ジョーン・ロビンソンの主著『資本蓄積論』(1956年)は、ケインズ経済学の枠組みを拡張し、資本主義経済における資本蓄積、所得分配、経済成長の関係を分析した画期的な著作です。 この著作は、新古典派経済学が前提とする完全競争市場や完全予見といった非現実的な仮定を批判し、より現実的な資本主義経済の姿を描写しようと試みました。

不完全競争市場の導入

ロビンソンは、現実の資本主義経済は、企業が価格設定力を持つ不完全競争市場を特徴とすると主張しました。この洞察は、企業の利潤最大化行動が、賃金水準や雇用量に影響を与え、ひいては資本蓄積と経済成長に影響を与えるメカニズムを明らかにしました。

「動物的本能」と不確実性の強調

ロビンソンは、企業の投資決定は、将来の収益に対する確実な予測に基づくのではなく、「動物的本能」と呼ばれる楽観的な見通しや不確実性の下でのリスクテイクによって行われると主張しました。この考え方は、ケインズの「アニマルスピリット」の概念と関連しており、資本主義経済における景気循環や不安定性の要因を説明する上で重要な役割を果たします。

所得分配と経済成長の関係への洞察

ロビンソンは、資本蓄積と経済成長は、賃金と利潤の分配比率に影響されると主張しました。高い利潤率は、企業の投資意欲を高め、資本蓄積と経済成長を促進する一方、賃金上昇は消費需要を拡大させ、経済成長を促進する可能性があります。

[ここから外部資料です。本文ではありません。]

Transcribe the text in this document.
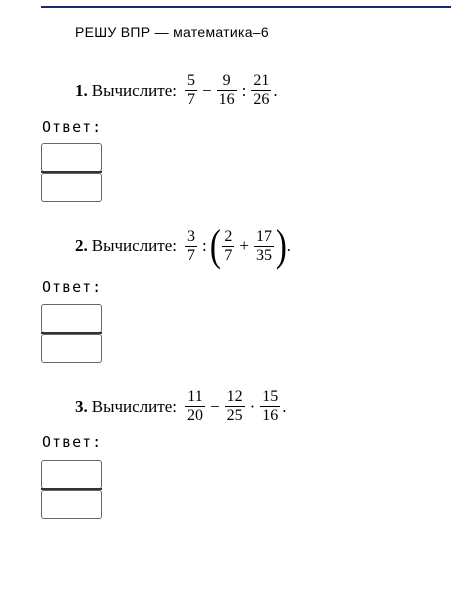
РЕШУ ВПР — математика–6
1. Вычислите: $\frac{5}{7} - \frac{9}{16}$ : $\frac{21}{26}$ .
Ответ:
2. Вычислите: $\frac{3}{7}$ : ( $\frac{2}{7} + \frac{17}{35}$ ) .
Ответ:
3. Вычислите: $\frac{11}{20} - \frac{12}{25} \cdot \frac{15}{16}$ .
Ответ:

彼女は、これらの相反する効果を分析し、最適な所得分配と経済成長の条件を探求しました。

資本主義経済における階級闘争の分析

ロビンソンは、資本家と労働者の間の階級闘争が、資本蓄積、所得分配、経済成長に大きな影響を与えると主張しました。労働組合の交渉力や政府の政策は、賃金と利潤の分配比率を左右し、ひいては資本蓄積と経済成長に影響を与える重要な要因となります。

長期的な経済成長への問題提起

ロビンソンは、資本主義経済が長期的に安定的な経済成長を達成できるかどうかという問題を提起しました。彼女は、資本蓄積の加速は、最終的に利潤率の低下と投資意欲の減退をもたらす可能性があると指摘しました。

これらの分析は、現代のマクロ経済学、特にポスト・ケインジアン経済学に大きな影響を与え、資本主義経済における資本蓄積、所得分配、経済成長の複雑な相互作用に対する理解を深める上で重要な貢献をしました。